Das Oberlandesgericht Stuttgart hat einen Senat, der sich nur mit Arzthaftungsrecht befasst. 80 Berufungsfälle vom Landgericht landen dort pro Jahr im Schnitt – und manchmal geht es im Verhandlungssaal recht emotional zu.

Lokales: Christine Bilger (ceb)

Stuttgart - Wenn der Kläger sauer ist, dann kann es schon mal etwas rustikal zugehen im Verhandlungssaal des Oberlandesgerichts (OLG). Eine Dame, die mit dem Verhandlungsverlauf nicht einverstanden war, legte ihre Zahnprothese wutentbrannt auf die Richterbank. Daran, erläutert der Richter Martin Horst, könne man gut sehen, wie emotional es in Zivilverfahren zugehen kann, die das Arzthaftungsrecht zum Thema haben. Die Dame hatte geklagt, weil die Prothese ihrer Meinung nach falsch gearbeitet worden sei.

 

Für die Frage, ob ein Arzt beziehungsweise eine Klinik und deren Personal haften müssen, gibt es seit dem Jahr 2013 eine Regelung im Bürgerlichen Gesetzbuch (BGB). Bis dahin waren die Grundsätze, nach denen zu entscheiden ist, vom Bundesgerichtshof geregelt gewesen, berichtet Horst bei der Pressekonferenz des OLG.

Der Richter darf sich nicht von Gefühlen leiten lassen

Die Folgen können weitgehend sein für die Betroffenen, sagt der Richter. „Prozessbeobachter tendieren daher dazu, sich von ihren Gefühlen leiten zu lassen“, so Martin Horst. Das dürfe er als Richter natürlich nicht. Es gehe nicht darum, ob man aufgrund der gesundheitlichen Lage eines Patienten eine Entschädigung für angemessen halte, sondern darum, ob ein Fehler der Ärzte nachzuweisen sei. An einem Fall aus dem Raum Stuttgart verdeutlicht er das.

Das Oberlandesgericht hatte im April dieses Jahres darüber zu entscheiden, ob die Ärzte nach der Frühgeburt von Zwillingen im Jahr 1997 falsch gehandelt hatten. Eines der Kinder starb nach der Geburt, das zweite überlebte und konnte mit Unterstützung und Förderung einen Schulabschluss erlangen, braucht aber bis heute Betreuung durch die Eltern. Dies sei durch eine unzureichende Beatmung nach der Geburt verursacht worden, die unter anderem zu einer Lernbehinderung und Konzentrationsstörungen geführt habe. Das OLG entschied, dass kein Behandlungsfehler geschehen war, weil die Ärzte nach damaligem Standard richtig gehandelt hätten. Nach heutigen Erkenntnissen hätten sie anders reagieren müssen, die Grundlage für die Entscheidung sei aber der Stand der Medizin zum Zeitpunkt der Behandlung.

Ist ein Fehler geschehen, liegt die Beweislast beim Arzt.

In den Verfahren zum Arzthaftungsrecht geht es darum, ob Behandlungsfehler nachgewiesen werden können. Wenn diese vorliegen, so liegt die Beweislast beim Arzt. Der Mediziner müsse dann belegen, dass Folgeschäden nicht von ihm zu verantworten sind. Neben den Behandlungsfehlern werden auch Diagnosefehler und Versäumnisse von Ärzten bei der Aufklärung des Patienten über mögliche Folgen eines Eingriffes erörtert.

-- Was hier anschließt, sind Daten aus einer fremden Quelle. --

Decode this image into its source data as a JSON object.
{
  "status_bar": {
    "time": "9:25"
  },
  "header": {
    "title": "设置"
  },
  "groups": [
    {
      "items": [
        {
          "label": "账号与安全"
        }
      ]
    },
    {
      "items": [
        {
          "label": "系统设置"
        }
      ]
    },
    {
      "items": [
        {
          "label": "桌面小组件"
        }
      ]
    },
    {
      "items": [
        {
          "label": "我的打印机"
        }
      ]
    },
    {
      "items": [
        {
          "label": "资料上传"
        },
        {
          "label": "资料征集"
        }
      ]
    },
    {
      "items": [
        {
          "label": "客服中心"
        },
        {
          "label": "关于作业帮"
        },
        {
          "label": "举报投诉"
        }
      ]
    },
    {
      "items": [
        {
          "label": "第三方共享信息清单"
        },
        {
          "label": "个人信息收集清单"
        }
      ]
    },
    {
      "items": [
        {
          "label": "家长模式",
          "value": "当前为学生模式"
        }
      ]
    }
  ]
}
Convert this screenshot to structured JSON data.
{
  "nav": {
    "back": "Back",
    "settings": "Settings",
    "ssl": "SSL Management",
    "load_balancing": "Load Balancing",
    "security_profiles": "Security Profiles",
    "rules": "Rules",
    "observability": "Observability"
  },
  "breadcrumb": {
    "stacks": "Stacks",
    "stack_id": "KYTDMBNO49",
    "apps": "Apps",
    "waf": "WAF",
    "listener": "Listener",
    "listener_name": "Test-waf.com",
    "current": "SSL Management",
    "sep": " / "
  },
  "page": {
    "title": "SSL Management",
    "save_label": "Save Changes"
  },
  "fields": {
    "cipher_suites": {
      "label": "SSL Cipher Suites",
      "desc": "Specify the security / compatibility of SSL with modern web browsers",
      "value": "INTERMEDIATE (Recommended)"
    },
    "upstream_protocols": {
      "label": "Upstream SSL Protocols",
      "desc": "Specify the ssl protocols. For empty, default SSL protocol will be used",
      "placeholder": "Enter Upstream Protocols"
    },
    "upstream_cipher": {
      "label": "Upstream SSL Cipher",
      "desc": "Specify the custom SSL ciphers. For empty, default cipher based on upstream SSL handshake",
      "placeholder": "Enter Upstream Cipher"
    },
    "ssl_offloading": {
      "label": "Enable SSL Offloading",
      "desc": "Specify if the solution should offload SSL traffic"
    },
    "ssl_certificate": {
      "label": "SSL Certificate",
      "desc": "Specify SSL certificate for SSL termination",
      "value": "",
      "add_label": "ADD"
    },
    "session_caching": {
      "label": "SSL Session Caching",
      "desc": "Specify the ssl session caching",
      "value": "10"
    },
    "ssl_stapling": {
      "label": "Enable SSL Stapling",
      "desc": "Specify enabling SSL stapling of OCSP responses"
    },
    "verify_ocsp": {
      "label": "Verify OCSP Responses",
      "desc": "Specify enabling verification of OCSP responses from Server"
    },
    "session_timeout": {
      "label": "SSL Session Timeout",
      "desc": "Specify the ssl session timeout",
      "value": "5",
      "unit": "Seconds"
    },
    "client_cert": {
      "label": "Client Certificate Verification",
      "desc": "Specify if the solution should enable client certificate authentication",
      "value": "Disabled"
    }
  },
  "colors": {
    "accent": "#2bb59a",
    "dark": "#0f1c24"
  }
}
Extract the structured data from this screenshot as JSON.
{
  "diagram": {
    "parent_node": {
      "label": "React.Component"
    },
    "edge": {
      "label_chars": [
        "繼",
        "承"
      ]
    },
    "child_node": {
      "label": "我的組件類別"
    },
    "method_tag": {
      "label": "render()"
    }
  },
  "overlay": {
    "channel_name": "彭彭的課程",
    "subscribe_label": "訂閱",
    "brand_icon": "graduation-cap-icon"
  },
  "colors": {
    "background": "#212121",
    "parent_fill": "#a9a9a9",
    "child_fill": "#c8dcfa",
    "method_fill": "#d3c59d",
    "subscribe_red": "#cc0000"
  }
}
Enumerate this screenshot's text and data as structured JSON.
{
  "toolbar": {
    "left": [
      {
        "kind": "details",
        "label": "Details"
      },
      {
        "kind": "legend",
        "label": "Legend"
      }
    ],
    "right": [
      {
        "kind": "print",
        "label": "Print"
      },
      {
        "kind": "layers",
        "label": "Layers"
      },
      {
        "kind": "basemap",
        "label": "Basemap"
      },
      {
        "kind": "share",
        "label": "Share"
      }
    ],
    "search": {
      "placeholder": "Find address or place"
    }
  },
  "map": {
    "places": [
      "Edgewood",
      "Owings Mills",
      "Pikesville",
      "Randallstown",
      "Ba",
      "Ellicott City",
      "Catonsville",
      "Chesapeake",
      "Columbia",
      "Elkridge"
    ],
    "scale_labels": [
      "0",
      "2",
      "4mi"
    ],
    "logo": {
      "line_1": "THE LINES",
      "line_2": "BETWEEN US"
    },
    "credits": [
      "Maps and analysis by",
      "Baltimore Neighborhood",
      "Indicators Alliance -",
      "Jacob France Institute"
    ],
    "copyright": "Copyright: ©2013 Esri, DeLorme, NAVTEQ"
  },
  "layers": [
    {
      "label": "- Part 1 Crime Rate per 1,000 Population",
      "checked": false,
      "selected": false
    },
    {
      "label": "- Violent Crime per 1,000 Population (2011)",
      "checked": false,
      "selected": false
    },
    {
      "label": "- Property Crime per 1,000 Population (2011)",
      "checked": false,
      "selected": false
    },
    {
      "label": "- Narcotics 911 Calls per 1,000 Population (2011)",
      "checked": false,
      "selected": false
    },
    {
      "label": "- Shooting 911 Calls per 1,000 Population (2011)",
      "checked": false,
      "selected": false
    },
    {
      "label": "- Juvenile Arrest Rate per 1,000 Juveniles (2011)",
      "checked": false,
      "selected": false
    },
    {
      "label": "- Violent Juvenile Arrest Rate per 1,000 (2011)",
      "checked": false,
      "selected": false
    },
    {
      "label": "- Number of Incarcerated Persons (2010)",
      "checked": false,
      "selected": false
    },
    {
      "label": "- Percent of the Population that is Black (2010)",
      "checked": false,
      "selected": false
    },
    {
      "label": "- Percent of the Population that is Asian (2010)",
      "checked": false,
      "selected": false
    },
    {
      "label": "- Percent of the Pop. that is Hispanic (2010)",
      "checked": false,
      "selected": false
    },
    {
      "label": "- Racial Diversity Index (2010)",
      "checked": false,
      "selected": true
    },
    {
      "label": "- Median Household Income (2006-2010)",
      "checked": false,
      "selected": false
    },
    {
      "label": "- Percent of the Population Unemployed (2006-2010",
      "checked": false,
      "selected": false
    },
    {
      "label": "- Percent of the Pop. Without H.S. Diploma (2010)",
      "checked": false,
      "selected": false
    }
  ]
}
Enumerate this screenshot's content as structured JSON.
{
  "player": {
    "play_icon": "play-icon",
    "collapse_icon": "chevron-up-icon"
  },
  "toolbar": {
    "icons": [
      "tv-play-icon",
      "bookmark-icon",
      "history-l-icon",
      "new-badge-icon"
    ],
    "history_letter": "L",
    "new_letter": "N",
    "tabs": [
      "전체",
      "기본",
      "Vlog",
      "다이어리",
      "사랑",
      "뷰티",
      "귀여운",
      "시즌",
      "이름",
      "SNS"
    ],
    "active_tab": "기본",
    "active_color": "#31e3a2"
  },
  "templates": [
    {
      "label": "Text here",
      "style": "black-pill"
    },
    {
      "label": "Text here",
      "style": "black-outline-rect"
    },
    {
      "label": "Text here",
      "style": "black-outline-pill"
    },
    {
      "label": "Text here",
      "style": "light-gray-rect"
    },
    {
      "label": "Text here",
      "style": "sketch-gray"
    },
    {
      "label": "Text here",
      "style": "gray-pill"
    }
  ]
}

Mit rund 80 Berufungsverfahren muss sich das Oberlandesgericht pro Jahr befassen, auf diesem Niveau bewegten sich die Fallzahlen in den zurückliegenden Jahren. Stand Juli waren es in diesem Jahr bereits 50 Verfahren. „Ob sich daraus jetzt schon ein Anstieg ablesen lässt, können wir noch nicht sagen“, meint Martin Horst. Der zuständige Zivilsenat führe keine Statistik darüber, in wie vielen Fällen die Patienten und wie oft die Ärzte Recht bekommen würden. „Das interessiert uns nicht so. Wir betrachten jeden Fall mit seinem eigenen Sachverhalt.“ Am OLG ist ein Senat mit 3,3 Richterstellen für die Zivilverfahren im Arzthaftungsrecht zuständig. Das Landgericht Stuttgart hat zwei Kammern, die auf solche Fälle spezialisiert sind, an allen anderen württembergischen Landgerichten gebe es auch zuständige Zivilkammern mit darauf spezialisierten Richtern. Wenn im Berufungsverfahren festgestellt wird, dass eine Entschädigung zu zahlen ist, entscheidet über deren Höhe das Landgericht, das dann wieder mit den beiden Parteien weiterverhandelt.